Sen değil misin yolsuzlukla itham edilen kardeşi Faruk’a sahip çıktı diye sevgili Mustafa Taşar’ı Özal’a jurnalleyip onu Gaziantep’ten aday yaptırtmayan.
Ve o sen şimdi tam tersi davranıyor, yani akraban için gerçekleri saptırıyorsun!

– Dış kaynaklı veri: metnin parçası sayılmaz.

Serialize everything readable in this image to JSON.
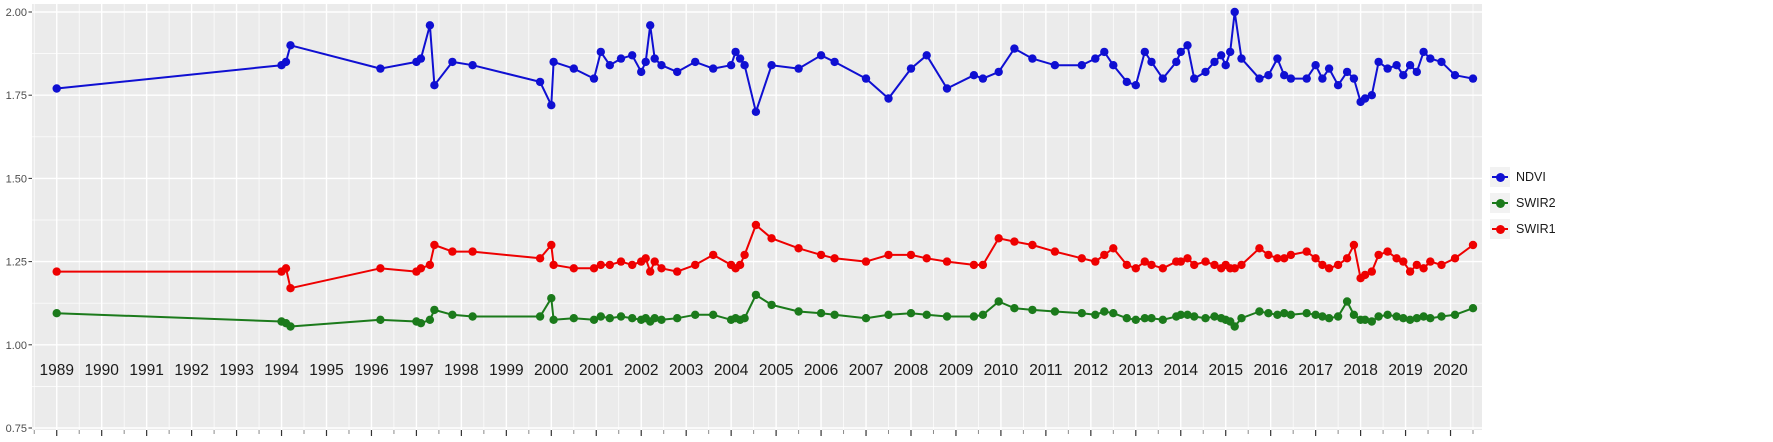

Ne diyelim, herkes kendine yakışanı yapar.
GİBİ YAPTI...
Ve Zahid Akman yazdıklarımı itiraf etti!
Önceki gün Zahid Akman, Habertürk’te Balçiçek Pamir’in konuğuydu. Star TV ve TGRT dahil 4 ayrı TV kanalında aralıksız 13 sene haber-tartışma programları yapan biri olarak Balçiçek’in programıyla ilgili hükmüm, Zahid beyin kollandığıydı. Balçiçek hanım ya meslekte yeni oluşu ve birikimsizliğinden ya da kurumumun işi var diyerek Zahid Akman’a sorulması gereken hiçbir soruyu sormadı, sadece sorar gibi yaptı. Ancak buna rağmen Zahid Akman yine de beklediğimiz cevapları kendiliğinden verdi. Akman Almanya’da kurulan malum kooperatifteki kuruculuğu ve yönetimdeki varlığını kabul etti. Dahası, yazımızda adı geçen şikâyetçi Ömer Özkan’a çağrı yaparak mağduriyetini gidereceği sözünü verdi. Balçiçek kardeş birazcık gazeteci olsaydı kooperatifin 10 yılda neden bir çivi bile çakmadığını ve toplanan milyonlarca euro’ya rağmen kasanın neden boş olduğunu sorardı... Sormadı... Konuyla alakalı olarak CHP lideri Deniz Baykal da dün Fikret Bila’ya yaptığı açıklamaya göre Almanya’ya gönderilen CHP’li bir milletvekilinin verdiği raporda kooperatif yolsuzluğu bir kez daha teyit görmüş oldu...Bu satırların yazıldığı saate kadar Zahid Akman Habertürk’te bizi kastederek göndereceğim demesine rağmen açıklama gönderemedi. Açıklamayı bekliyoruz, bakalım sorduğumuz sorulara cevap olacak mı?